The CPU performance is measured in 3DMark06 by modeling a real-life gaming situation the benchmark designers called Red Valley. The test shows a fortress squeezed in between two cliffs. The bottom of the cliffs is all in ravines speedsters are racing along. Each speedster is trying to avoid crushes and the fortress defense and to get inside the fortress. The defense is using some kind of flying tanks, slow but equipped with rockets. All in all, there are as many as 87 bots of these two types in the Red Valley scene.
It is the graphics subsystem only that is responsible for graphics output during the CPU test. To minimize the influence of the graphics subsystem on the CPU performance result, the test is performed in 640x480 resolution and dynamic shadows are disabled. The processor is doing its typical job. It processes the in-game logic, models the physics, and gives the bots their AI. The physics of the Red Valley scene is calculated using the AGEIA PhysX library, popular among game developers. The intelligence of the bots is the result of solving the path-finding problem.
With so many intelligent bots in the scene, the CPU test looks more like a real-time strategy, but you should be aware that 3DMark06 is not meant to resemble today’s games. It must predict tomorrow’s ones which, according to Futuremark, are going to have much more active and intelligent objects than today’s.
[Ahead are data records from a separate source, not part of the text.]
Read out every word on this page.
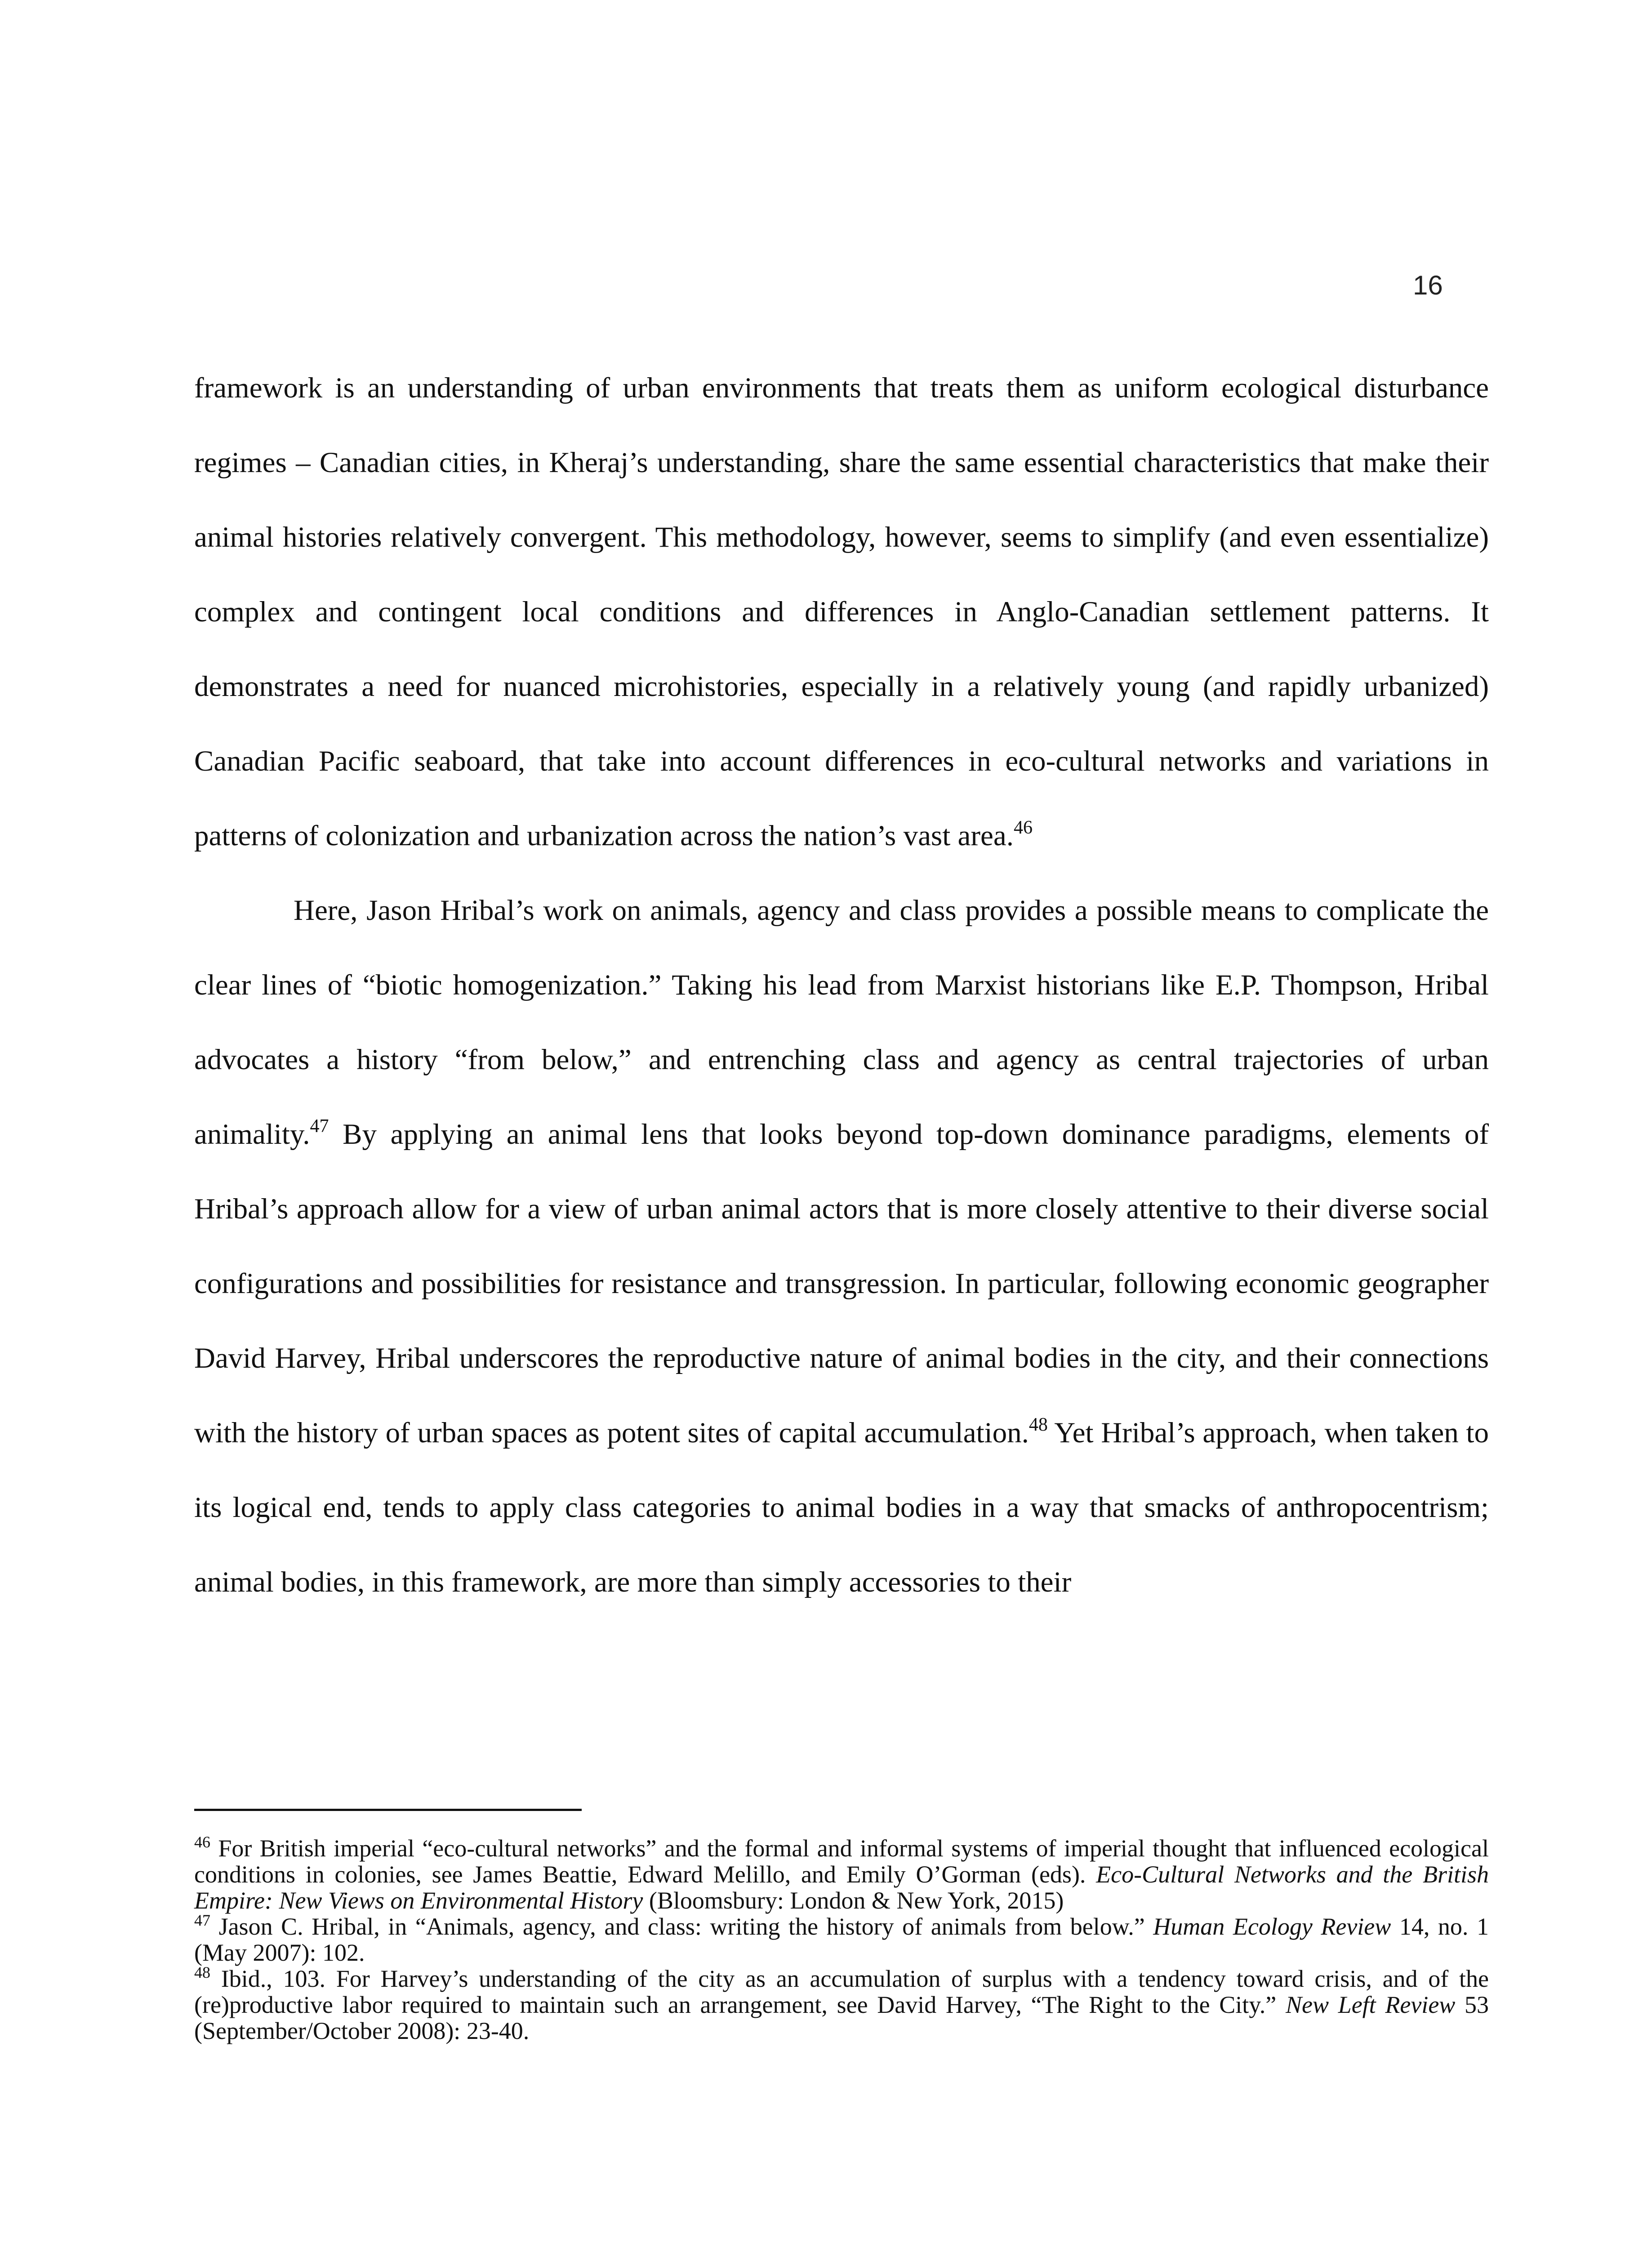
16

framework is an understanding of urban environments that treats them as uniform ecological disturbance regimes – Canadian cities, in Kheraj’s understanding, share the same essential characteristics that make their animal histories relatively convergent. This methodology, however, seems to simplify (and even essentialize) complex and contingent local conditions and differences in Anglo-Canadian settlement patterns. It demonstrates a need for nuanced microhistories, especially in a relatively young (and rapidly urbanized) Canadian Pacific seaboard, that take into account differences in eco-cultural networks and variations in patterns of colonization and urbanization across the nation’s vast area.$^{46}$

Here, Jason Hribal’s work on animals, agency and class provides a possible means to complicate the clear lines of “biotic homogenization.” Taking his lead from Marxist historians like E.P. Thompson, Hribal advocates a history “from below,” and entrenching class and agency as central trajectories of urban animality.$^{47}$ By applying an animal lens that looks beyond top-down dominance paradigms, elements of Hribal’s approach allow for a view of urban animal actors that is more closely attentive to their diverse social configurations and possibilities for resistance and transgression. In particular, following economic geographer David Harvey, Hribal underscores the reproductive nature of animal bodies in the city, and their connections with the history of urban spaces as potent sites of capital accumulation.$^{48}$ Yet Hribal’s approach, when taken to its logical end, tends to apply class categories to animal bodies in a way that smacks of anthropocentrism; animal bodies, in this framework, are more than simply accessories to their

$^{46}$ For British imperial “eco-cultural networks” and the formal and informal systems of imperial thought that influenced ecological conditions in colonies, see James Beattie, Edward Melillo, and Emily O’Gorman (eds). Eco-Cultural Networks and the British Empire: New Views on Environmental History (Bloomsbury: London & New York, 2015)

$^{47}$ Jason C. Hribal, in “Animals, agency, and class: writing the history of animals from below.” Human Ecology Review 14, no. 1 (May 2007): 102.

$^{48}$ Ibid., 103. For Harvey’s understanding of the city as an accumulation of surplus with a tendency toward crisis, and of the (re)productive labor required to maintain such an arrangement, see David Harvey, “The Right to the City.” New Left Review 53 (September/October 2008): 23-40.
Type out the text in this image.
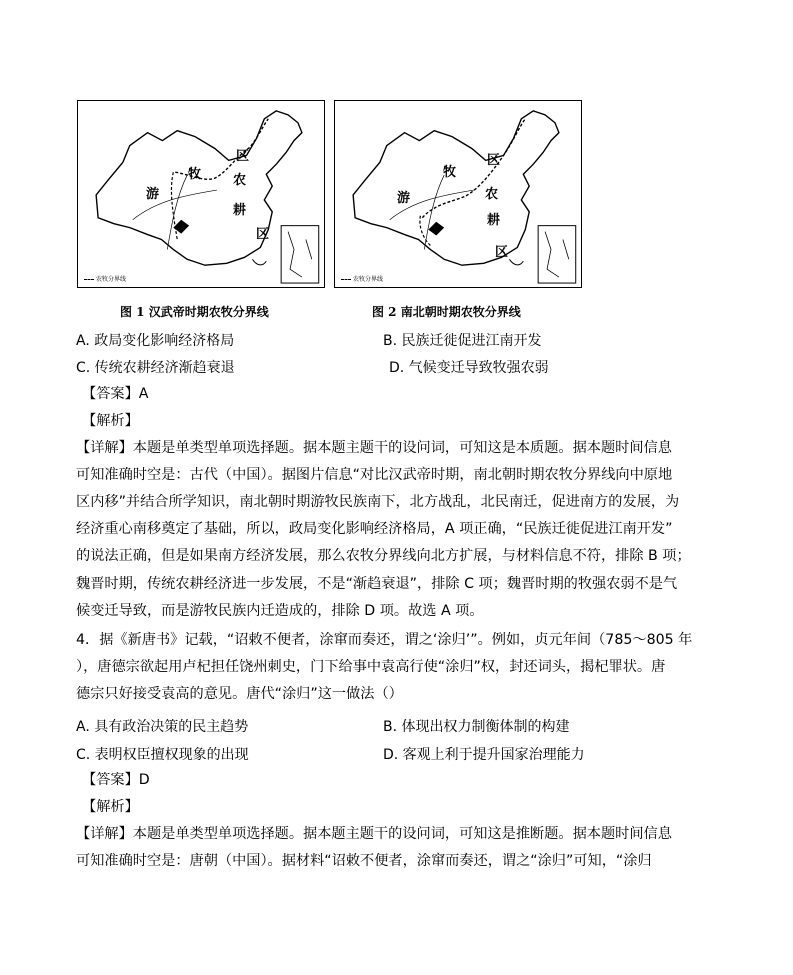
区
牧 农
游
耕
区
农牧分界线
区
牧
农
游
耕
区
农牧分界线
图 1 汉武帝时期农牧分界线	图 2 南北朝时期农牧分界线
A. 政局变化影响经济格局	B. 民族迁徙促进江南开发
C. 传统农耕经济渐趋衰退	D. 气候变迁导致牧强农弱
【答案】A
【解析】
【详解】本题是单类型单项选择题。据本题主题干的设问词，可知这是本质题。据本题时间信息
可知准确时空是：古代（中国）。据图片信息“对比汉武帝时期，南北朝时期农牧分界线向中原地
区内移”并结合所学知识，南北朝时期游牧民族南下，北方战乱，北民南迁，促进南方的发展，为
经济重心南移奠定了基础，所以，政局变化影响经济格局，A 项正确，“民族迁徙促进江南开发”
的说法正确，但是如果南方经济发展，那么农牧分界线向北方扩展，与材料信息不符，排除 B 项；
魏晋时期，传统农耕经济进一步发展，不是“渐趋衰退”，排除 C 项；魏晋时期的牧强农弱不是气
候变迁导致，而是游牧民族内迁造成的，排除 D 项。故选 A 项。
4．据《新唐书》记载，“诏敕不便者，涂窜而奏还，谓之‘涂归’”。例如，贞元年间（785～805 年
），唐德宗欲起用卢杞担任饶州刺史，门下给事中袁高行使“涂归”权，封还词头，揭杞罪状。唐
德宗只好接受袁高的意见。唐代“涂归”这一做法（）
A. 具有政治决策的民主趋势	B. 体现出权力制衡体制的构建
C. 表明权臣擅权现象的出现	D. 客观上利于提升国家治理能力
【答案】D
【解析】
【详解】本题是单类型单项选择题。据本题主题干的设问词，可知这是推断题。据本题时间信息
可知准确时空是：唐朝（中国）。据材料“诏敕不便者，涂窜而奏还，谓之“涂归”可知，“涂归
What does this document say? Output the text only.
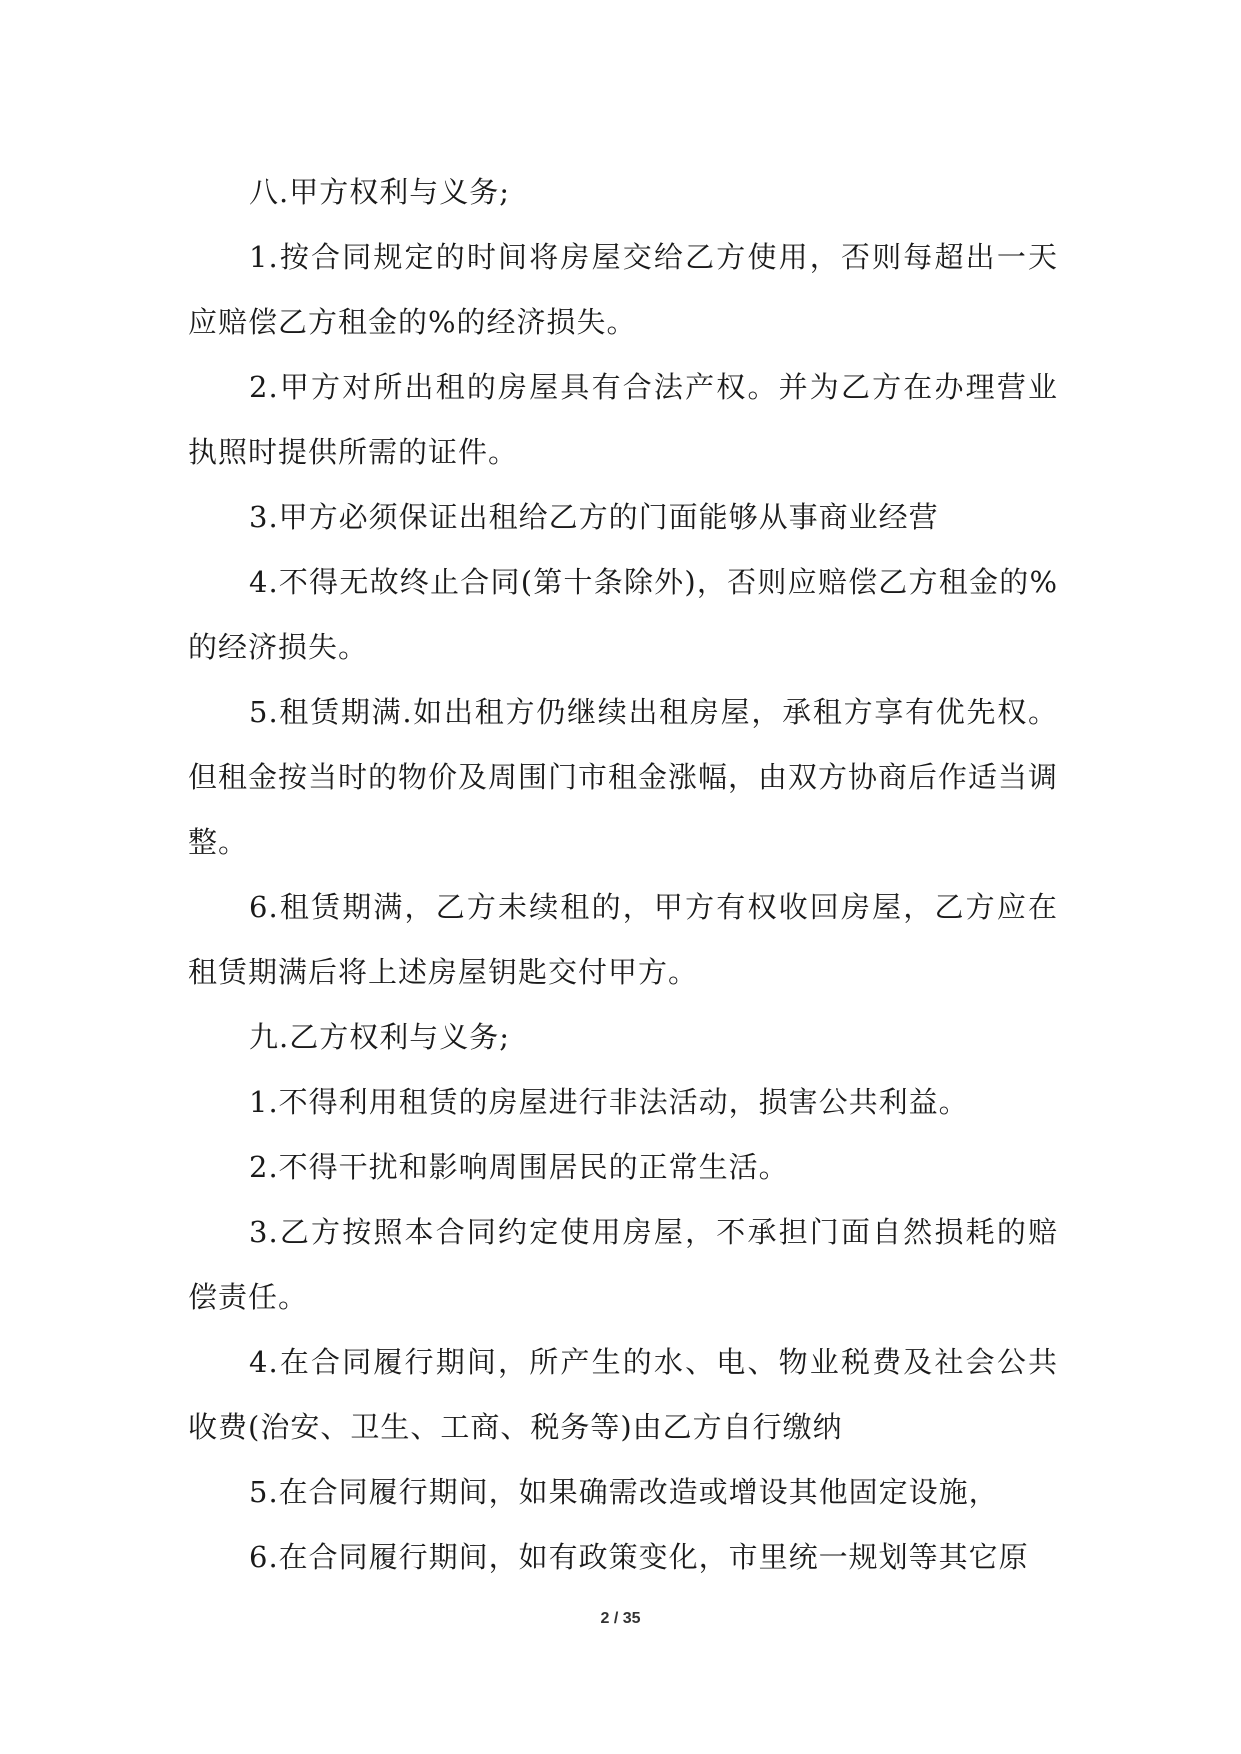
八.甲方权利与义务;

1.按合同规定的时间将房屋交给乙方使用，否则每超出一天应赔偿乙方租金的%的经济损失。

2.甲方对所出租的房屋具有合法产权。并为乙方在办理营业执照时提供所需的证件。

3.甲方必须保证出租给乙方的门面能够从事商业经营

4.不得无故终止合同(第十条除外)，否则应赔偿乙方租金的%的经济损失。

5.租赁期满.如出租方仍继续出租房屋，承租方享有优先权。但租金按当时的物价及周围门市租金涨幅，由双方协商后作适当调整。

6.租赁期满，乙方未续租的，甲方有权收回房屋，乙方应在租赁期满后将上述房屋钥匙交付甲方。

九.乙方权利与义务;

1.不得利用租赁的房屋进行非法活动，损害公共利益。

2.不得干扰和影响周围居民的正常生活。

3.乙方按照本合同约定使用房屋，不承担门面自然损耗的赔偿责任。

4.在合同履行期间，所产生的水、电、物业税费及社会公共收费(治安、卫生、工商、税务等)由乙方自行缴纳

5.在合同履行期间，如果确需改造或增设其他固定设施，

6.在合同履行期间，如有政策变化，市里统一规划等其它原

2 / 35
Being oriented at tomorrow’s games, 3DMark06 was optimized for today’s advanced dual-core processors. This test can also effectively load CPUs with more cores since the task of finding optimal paths for numerous objects can be easily paralleled. The calculations in the CPU test are divided into threads as follows: one thread calculates the game logic and controls the calculation process; the second thread is used to model the environment physics; the other threads are busy finding the optimal paths (there can be as many of them as there are execution cores in the system).
When testing processors in 3DMark06, the Red Valley scene is used two times with different algorithms settings. The first time more resources are allocated to model the artificial intelligence and the second time the environment physics is in the focus of the test.